Carta aos pais do Fuefin:

VOCÊS ENTENDEM DE FÍSICA E MATEMÁTICA, MINHA GENTE, ENTÃO QUAL É A DIFICULDADE DE ESCOLHER UMA DENTRE TRÊS OPÇÕES CLÁSSICAS DE NOMES QUE VOCÊS JÁ ACEITARAM TÃO BEM? (A SABER: PEDRO, GABRIEL, IVAN)

Por mais que a gente ame, Fuefin não é nome que sobreviva a uma pelada na rua ou ao primeiro dia de ano letivo na escola nova, estou logo avisando. E estou avisando com conhecimento de causa, porque morei em Brasília numa época em que só tinha gente esquisita o bastante pra aceitar o suborno do governo pra ir morar no cerrado, e essa gente foi em massa com os nomes mais esquisitos do mundo, cheios de Y e Z e W, nomes duplos, nomes triplos, nomes criativos e nomes drásticos, como Zilnemara Rosicleyde e Emmerson Carlson. E mesmo em Brasília, onde os nomes escrotos eram respeitados (porque todo mundo tinha um nome escroto na família, eu mesma tenho um irmão chamado Ilton Hemetério), os apelidos acabavam ocupando todas as frestas existenciais da pobre criatura de nome complicado, perpetuando assim sua sina de pessoa complicada, complexada, corrupta e até incendiadora de índios. Quem ficou em Brasília de 82 pra cá sabe bem do que eu estou falando.

Ou seja: eu, que sou madrinha, vou amar Fuefin de qualquer maneira, mas Fuefin não amará o mundo se vocês não escolherem logo um nomezinho bacana pra ele. E o que falta pra isso? Nada. É só atribuir valores ou letras a Gabriel, Ivan e Pedro, escrever cada valor ou letra num pedacinho de papel, jogar num saco, sacudir e, pimba, pescar um. O problema estará resolvido.

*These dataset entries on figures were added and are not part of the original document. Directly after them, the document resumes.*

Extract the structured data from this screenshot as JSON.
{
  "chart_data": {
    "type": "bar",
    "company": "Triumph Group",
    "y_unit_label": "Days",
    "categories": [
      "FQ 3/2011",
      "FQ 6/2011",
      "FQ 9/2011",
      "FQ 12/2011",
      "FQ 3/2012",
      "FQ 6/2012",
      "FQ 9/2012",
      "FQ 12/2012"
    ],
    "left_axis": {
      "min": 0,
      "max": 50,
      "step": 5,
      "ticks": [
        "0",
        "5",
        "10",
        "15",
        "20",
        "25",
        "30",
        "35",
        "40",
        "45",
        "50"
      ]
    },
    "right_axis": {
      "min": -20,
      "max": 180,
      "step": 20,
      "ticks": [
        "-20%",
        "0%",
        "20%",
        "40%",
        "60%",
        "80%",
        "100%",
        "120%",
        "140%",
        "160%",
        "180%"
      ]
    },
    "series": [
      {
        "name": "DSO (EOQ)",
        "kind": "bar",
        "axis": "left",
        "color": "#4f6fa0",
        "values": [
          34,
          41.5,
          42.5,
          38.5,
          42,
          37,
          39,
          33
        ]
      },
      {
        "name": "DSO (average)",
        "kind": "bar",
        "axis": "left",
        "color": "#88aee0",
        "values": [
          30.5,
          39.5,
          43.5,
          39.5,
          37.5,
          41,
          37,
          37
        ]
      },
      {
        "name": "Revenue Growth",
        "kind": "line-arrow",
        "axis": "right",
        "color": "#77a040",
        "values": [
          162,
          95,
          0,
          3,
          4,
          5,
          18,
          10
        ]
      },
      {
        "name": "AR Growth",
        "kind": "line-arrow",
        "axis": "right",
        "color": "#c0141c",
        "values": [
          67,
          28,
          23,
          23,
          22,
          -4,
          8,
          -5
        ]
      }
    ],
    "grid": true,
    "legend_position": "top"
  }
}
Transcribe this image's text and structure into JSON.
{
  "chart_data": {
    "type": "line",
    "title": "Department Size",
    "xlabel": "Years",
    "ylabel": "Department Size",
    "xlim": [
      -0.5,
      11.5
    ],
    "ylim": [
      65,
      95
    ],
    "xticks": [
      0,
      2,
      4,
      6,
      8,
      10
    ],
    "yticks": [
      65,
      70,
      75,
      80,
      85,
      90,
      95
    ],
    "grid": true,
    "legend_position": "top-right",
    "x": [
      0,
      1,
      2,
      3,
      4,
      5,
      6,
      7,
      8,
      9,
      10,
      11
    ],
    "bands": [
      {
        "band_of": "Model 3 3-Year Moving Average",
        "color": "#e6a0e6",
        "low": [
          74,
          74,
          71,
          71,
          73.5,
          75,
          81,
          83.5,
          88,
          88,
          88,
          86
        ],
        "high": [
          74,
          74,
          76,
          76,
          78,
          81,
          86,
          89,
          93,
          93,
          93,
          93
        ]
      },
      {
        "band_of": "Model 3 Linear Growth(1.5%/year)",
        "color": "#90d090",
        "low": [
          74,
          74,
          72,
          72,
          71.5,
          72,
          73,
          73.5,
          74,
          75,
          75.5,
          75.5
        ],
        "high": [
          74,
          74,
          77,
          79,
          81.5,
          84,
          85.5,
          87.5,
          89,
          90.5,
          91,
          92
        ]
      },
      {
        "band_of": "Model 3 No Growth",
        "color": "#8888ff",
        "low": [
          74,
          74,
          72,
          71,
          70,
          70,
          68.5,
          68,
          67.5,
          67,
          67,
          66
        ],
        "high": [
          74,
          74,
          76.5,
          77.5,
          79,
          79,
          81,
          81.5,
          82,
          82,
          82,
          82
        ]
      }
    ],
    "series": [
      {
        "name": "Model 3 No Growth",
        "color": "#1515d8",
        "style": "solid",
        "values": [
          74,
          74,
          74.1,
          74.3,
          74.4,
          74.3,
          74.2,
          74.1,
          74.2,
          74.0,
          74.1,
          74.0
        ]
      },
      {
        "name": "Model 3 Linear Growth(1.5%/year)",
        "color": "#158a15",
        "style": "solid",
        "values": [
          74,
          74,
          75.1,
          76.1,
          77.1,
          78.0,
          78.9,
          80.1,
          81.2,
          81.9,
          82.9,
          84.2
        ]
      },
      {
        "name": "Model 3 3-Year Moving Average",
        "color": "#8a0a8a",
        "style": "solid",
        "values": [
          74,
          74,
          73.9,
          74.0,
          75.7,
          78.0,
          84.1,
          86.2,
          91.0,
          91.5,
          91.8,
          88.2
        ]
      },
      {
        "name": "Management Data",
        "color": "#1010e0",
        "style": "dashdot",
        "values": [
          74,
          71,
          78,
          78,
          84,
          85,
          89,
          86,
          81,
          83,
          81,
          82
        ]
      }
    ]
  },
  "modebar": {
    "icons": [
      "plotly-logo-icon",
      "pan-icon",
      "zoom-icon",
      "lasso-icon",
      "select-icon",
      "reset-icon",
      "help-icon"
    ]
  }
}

E se meus argumentos não forem fortes o bastante, então eu talvez deva confessar que só não comprei minha passagem pra Argentina ainda, não pela gripe A, não pelo fracasso da seleção de Maradona, mas sim pela indefensável falta de um nome adequado pra esse bebezinho lindo e comprido que ainda atende pela esquisita alcunha de Fuefin. Eu até confessaria que o motivo é este, mas prefiro não correr o risco de soar como uma chantagista emocional clássica (embora seja bem verdade que a meia de Buenos Aires foi cancelada). Espero tê-los (im)pressionado.